C’è il rischio di risultare ripetitivi nel progettare missioni che hanno in comune la stessa estetica?
Da un punto di vista produttivo, probabilmente sarebbe stato più facile avere uno sviluppo più lineare e unificato. Il punto è che abbiamo 13 designer al lavoro sulle missioni. Parlano tra loro delle missioni—so solo questo, non conosco esattamente quali enigmi o sfide stiano preparando; per ognuna di queste missioni, stiamo creando delle apposite ambientazioni. I primi prototipi di queste ambientazioni vengono realizzati da un’altra squadra di designer, che comprende ancora una volta più persone. Ognuno sta sviluppando la sua parte in maniera differente. Ogni singola missione, con la sua area, è il frutto del lavoro di più teste. In questo modo l’esperienza e l’atmosfera saranno sempre diverse nel gioco.
Hai citato più volte Mike Pondsmith. È stato con voi fin dall’inizio, o ha avuto un approccio più distaccato?
La mia impressione sul coinvolgimento di Mike è che si fidi di noi. Noi sviluppiamo il gioco. Gli mostriamo delle cose e ci consultiamo con lui, gli chiediamo un parere. Lui non è il tipo di persona che risponde semplicemente sì o no. È il tipo di persona che risponde “sì, è davvero buono”, e spiega perché. Mi piace questo modo di fare. Altre volte ci consiglia di cambiare qualcosa, e inizia una discussione, e questa discussione spesso finisce con una delle due parti che si rende conto di come una certa soluzione si adatti al gioco meglio di un’altra.
Cyberpunk è un gioco di ruolo famoso, ma non è che lo conosca proprio chiunque. Ci saranno molti giocatori inesperti. Come li guiderete in questo mondo?
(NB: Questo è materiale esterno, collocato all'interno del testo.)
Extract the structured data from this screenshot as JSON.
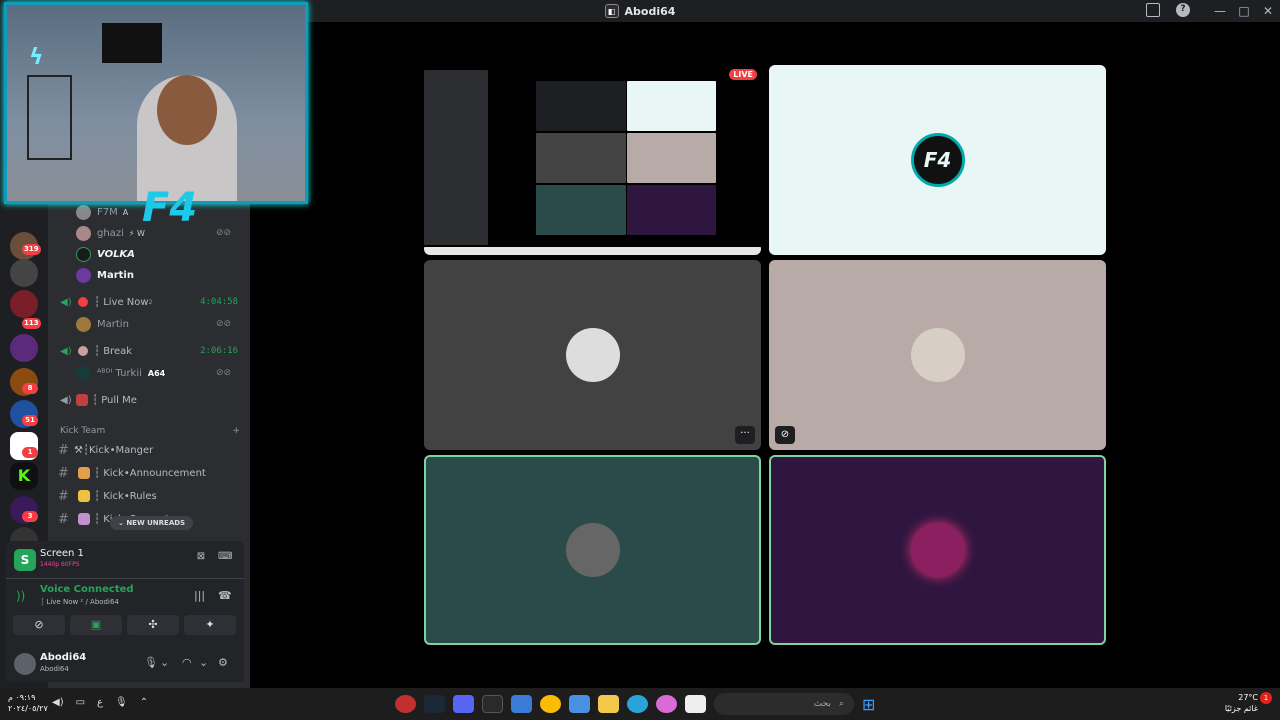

Prendi il caso dei libri; leggo un mucchio di libri. Alcuni tendono ad avere degli spiegoni all’inizio, ad esempio un re e un suddito parlano della situazione del regno, e il re si dilunga sull’argomento per due pagine e passa. Queste due persone conoscono benissimo la situazione del regno: non ne parlerebbero ad alta voce. Questo è esattamente ciò che non faremo in Cyberpunk 2077. Non inseriremo spiegoni. In questo modo l’approccio iniziale sarà più facile per i nuovi arrivati. D’altra parte, tutti gli appassionati di Cyberpunk che giocano il gioco di ruolo con carta e penna troveranno molti elementi con cui hanno già familiarità. Sentiamo la responsabilità di lavorare sul materiale creato da Mike Pondsmith. Non vogliamo solo sfruttarne il nome. Abbiamo costruito la mappa insieme, e abbiamo cooperato con lui costantemente. Ha creato Cyberpunk Red, che è un ponte di collegamento tra il gioco da tavolo e il videogioco. In questo modo sia gli appassionati che i nuovi arrivati dovrebbero sentirsi i benvenuti.